OK… I’ve had time for checking Flux. I think I’ve made it work by “cheating” and looking at other threads, but 3 questions remain in my “example” for dummies…
a. My data are generated from y_\mathrm{d}=\sin(x_\mathrm{d}) with x_\mathrm{d}\in [-\frac{\pi}{2},\frac{\pi}{2}]. I generate N=100 data using range
. [Yes, I know this is stupidly simple, but it clarifies the understanding…]
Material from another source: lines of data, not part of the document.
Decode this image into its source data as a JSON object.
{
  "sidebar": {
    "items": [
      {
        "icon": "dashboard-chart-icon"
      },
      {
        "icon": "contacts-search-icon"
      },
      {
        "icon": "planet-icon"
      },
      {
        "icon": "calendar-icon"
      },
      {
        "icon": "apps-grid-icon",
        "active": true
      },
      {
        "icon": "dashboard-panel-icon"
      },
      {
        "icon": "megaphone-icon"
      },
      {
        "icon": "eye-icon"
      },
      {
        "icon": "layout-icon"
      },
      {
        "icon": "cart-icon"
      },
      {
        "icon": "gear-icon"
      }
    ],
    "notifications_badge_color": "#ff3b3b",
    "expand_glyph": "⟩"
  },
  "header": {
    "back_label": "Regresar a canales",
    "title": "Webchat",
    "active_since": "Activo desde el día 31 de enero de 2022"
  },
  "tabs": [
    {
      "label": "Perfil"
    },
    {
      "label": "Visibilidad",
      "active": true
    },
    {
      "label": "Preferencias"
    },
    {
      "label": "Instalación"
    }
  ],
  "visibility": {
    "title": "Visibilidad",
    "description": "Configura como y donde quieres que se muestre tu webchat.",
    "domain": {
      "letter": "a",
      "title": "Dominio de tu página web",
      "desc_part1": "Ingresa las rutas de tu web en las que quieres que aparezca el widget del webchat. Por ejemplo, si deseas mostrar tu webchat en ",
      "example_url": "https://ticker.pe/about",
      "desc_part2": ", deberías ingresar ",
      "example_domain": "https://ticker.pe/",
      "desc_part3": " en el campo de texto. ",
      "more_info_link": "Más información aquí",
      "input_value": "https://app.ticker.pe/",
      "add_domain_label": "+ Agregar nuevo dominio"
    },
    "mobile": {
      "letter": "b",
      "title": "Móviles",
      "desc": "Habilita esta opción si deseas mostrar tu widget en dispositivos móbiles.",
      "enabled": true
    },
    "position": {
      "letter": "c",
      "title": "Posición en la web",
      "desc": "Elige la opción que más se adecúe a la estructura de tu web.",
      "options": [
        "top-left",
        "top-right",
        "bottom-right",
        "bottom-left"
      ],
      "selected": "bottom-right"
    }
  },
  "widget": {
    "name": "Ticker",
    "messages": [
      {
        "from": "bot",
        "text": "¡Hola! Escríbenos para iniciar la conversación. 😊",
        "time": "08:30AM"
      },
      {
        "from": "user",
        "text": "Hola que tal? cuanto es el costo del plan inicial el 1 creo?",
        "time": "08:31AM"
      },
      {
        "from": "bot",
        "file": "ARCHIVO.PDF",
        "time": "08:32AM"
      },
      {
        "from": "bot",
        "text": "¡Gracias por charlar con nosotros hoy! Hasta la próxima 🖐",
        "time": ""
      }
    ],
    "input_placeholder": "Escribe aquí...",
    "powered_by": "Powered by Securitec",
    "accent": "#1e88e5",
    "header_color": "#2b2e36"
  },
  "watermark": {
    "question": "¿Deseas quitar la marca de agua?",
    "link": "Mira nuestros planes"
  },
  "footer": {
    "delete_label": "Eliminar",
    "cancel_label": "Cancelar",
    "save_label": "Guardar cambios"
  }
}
b. My understanding is that Flux
needs data in the following form (at least for the Dense
layers…): data = [(xd,yd)]
where \mathrm{xd} \in \mathbb{T}^{n_x \times N} and \mathrm{yd} \in \mathbb{T}^{n_y \times N} – here, I have used \mathbb{T} to denote the type — I use Float64
.
I generate the data as follows:
# Packages
using Flux
using Plots; pyplot()
using Statistics
# Data
x_d = reshape(collect(range(-pi/2,pi/2,length=100)),1,100)
y_d = sin.(x_d)
plot(x_d',y_d') # just to check
data = [(x_d,y_d)]
c. I want to start with a single layer, thus with n_x = 1 inputs and n_y = 1 outputs, and the \tanh nonlinear output mapping. In other words, y = \tanh(wx+b) which has 2 parameters (w,b). This should allow for an ok first example “for dummies”.
d. My impression is that with the basic layer Dense(nx,ny,sigma)
where sigma
is the function for the output nonlinearity, I can set up the problem as follows — including (i) model mod
which is \tanh(wx+b) , (ii) parameter set par
which is (w,b) — par
also keeps track of the model, (iii) a fitting function loss
which is least squares, (iv) parameter optimization algorithm opt
, and (v) updating the parameters one time:
# Set up Flux problem
mod = Dense(1,1,tanh)
par = params(mod)
loss(x, y) = mean((mod(x).-y).^2)
opt = ADAM(0.002, (0.99, 0.999))
# One update of parameters
Flux.train!(loss,par,data,opt)
e. I can set up a sequence of (say, 1000) updates with command:
@Flux.epochs 1000 Flux.train!(loss,par,data,opt)
f. At any time, I can read the parameters par
and check the fitting (loss
) by commands:
par
loss(x_d,y_d)
3 remaining problems
- Flux seems to generate Float32 data.
- Can I change this to using Float64 somehow?
- Flux responds with tracked arrays, e.g.:
julia> typeof(mod(x_d))
TrackedArray{…,Array{Float32,2}}
- … so: how can I convert this to untracked arrays so that I can plot the model mapping:
plot(x_d,mod(x_d))
(which doesn’t work because mod(x_d)
is a TrackedArray
…)
- Coming from outside of the Machine Learning community, the term
Epoch
sounds weird.
- Is an
Epoch
simply a major iteration in the parameter update scheme?
OK… answers to questions 1, 2, 3 would clarify basic use of Flux, and should make it possible for me to move on to more interesting problems. […including having data with noise, splitting data between training and validation sets, chaining layers, multivariable problems, etc., etc.]